Almost two-thirds (63 percent) of mainland Chinese businesses plan to increase international investments by more than 10 percent over the next two years, with another 19 percent eyeing a 1 percent to 10 percent rise, according to The Age of Hypercomplexity: Asia Pacific Business and Legal Macrotrends from global law firm Baker McKenzie. Chinese businesses identified South-East Asia as their top area of focus, followed by South Asia and Europe.

The bullishness is despite reduced cross-border dealflow in recent years due to greater scrutiny by US, Australian and European governments into China-backed deals. Chinese activity dropped for the second consecutive year to $105.4 billion across 498 outbound deals in 2018, making it the fourth most-active cross-border investor behind the US, Japan and Canada, according to Dealogic.

But those who do spend are spending more. Six of the 10 largest outbound Chinese investments over the past decade were completed in 2017 or later, according to S&P Global Market Intelligence. China ChemChina’s $46 billion purchase of Swiss agrichemical business Syngenta in 2017 tops the list, followed by a $21 billion deal last year for Singaporean warehouse operator GLP by a Bank of China-led consortium.

South-East Asia was the most popular focus for all Asia-Pacific corporates, with 69 percent identifying it as a top priority for overseas investment, the Baker McKenzie report said. India and North America also scored highly.

Japanese corporates were most bullish on North America, with 21 percent identifying it as a top target. Japan, China and India were the keenest on Europe, though interest in the UK was negligible. None of the 200 corporate respondents in Hong Kong or mainland China or the 100 based in India listed the UK as a top focus.

Strategic buyers have been blamed for holding back private equity’s expansion into Asia.

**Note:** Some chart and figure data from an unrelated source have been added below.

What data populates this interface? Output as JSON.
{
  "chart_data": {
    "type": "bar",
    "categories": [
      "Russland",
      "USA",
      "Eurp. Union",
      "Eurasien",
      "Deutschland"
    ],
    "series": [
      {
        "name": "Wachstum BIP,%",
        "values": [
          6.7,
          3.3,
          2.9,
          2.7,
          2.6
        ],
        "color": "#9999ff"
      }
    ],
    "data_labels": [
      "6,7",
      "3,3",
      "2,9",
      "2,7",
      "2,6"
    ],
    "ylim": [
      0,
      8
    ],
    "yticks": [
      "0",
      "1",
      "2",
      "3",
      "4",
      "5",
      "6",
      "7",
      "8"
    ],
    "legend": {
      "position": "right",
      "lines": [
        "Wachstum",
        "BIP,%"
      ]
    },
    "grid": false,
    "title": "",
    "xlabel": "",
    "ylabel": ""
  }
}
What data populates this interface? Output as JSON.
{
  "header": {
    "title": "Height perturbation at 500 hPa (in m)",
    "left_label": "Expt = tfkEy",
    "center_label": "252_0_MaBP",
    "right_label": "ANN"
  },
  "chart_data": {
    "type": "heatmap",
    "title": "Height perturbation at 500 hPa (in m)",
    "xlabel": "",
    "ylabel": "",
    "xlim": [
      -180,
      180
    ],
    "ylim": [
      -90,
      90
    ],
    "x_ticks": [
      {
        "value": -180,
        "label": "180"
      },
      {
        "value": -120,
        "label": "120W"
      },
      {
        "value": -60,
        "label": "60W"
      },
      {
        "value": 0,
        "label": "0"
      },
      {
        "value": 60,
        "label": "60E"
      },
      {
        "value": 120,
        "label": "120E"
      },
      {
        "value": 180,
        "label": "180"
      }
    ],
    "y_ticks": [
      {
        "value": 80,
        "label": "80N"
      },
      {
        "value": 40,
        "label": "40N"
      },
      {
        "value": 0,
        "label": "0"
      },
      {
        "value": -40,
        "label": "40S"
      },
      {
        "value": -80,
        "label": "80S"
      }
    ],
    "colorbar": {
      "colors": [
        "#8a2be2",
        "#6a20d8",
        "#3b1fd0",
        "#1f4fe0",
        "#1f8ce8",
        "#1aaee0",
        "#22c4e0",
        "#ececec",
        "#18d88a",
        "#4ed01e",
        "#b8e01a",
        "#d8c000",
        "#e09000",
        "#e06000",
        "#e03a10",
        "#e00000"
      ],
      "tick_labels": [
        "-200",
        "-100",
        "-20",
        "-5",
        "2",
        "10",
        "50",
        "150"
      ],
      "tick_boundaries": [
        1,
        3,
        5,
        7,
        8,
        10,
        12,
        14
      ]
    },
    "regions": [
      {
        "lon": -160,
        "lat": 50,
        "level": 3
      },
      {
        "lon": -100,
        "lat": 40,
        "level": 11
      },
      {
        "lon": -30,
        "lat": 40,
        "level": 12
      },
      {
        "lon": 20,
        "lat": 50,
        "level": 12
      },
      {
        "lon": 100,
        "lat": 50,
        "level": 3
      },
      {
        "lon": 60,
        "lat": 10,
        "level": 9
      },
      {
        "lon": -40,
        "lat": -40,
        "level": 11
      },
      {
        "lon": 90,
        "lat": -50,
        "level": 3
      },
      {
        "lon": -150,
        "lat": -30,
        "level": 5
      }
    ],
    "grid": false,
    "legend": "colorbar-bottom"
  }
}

“The most fundamental reason causing private equity to be a less important buyer is that in Asia you have dominant strategic buyer groups – the likes of keirutsu in Japan, chaebols in Korea, state-owned enterprises and tech giants Baidu, Alibaba, Tencent and in China, and family conglomerates in South-East Asia and India,” Olivia Ouyang, director of funds (Hong Kong) at Ontario Teachers’ Pension Plan said at a conference last year.

Baker McKenzie surveyed 600 C-suite and director-level executives across Hong Kong, mainland China, Japan, Australia, Malaysia, India and Singapore.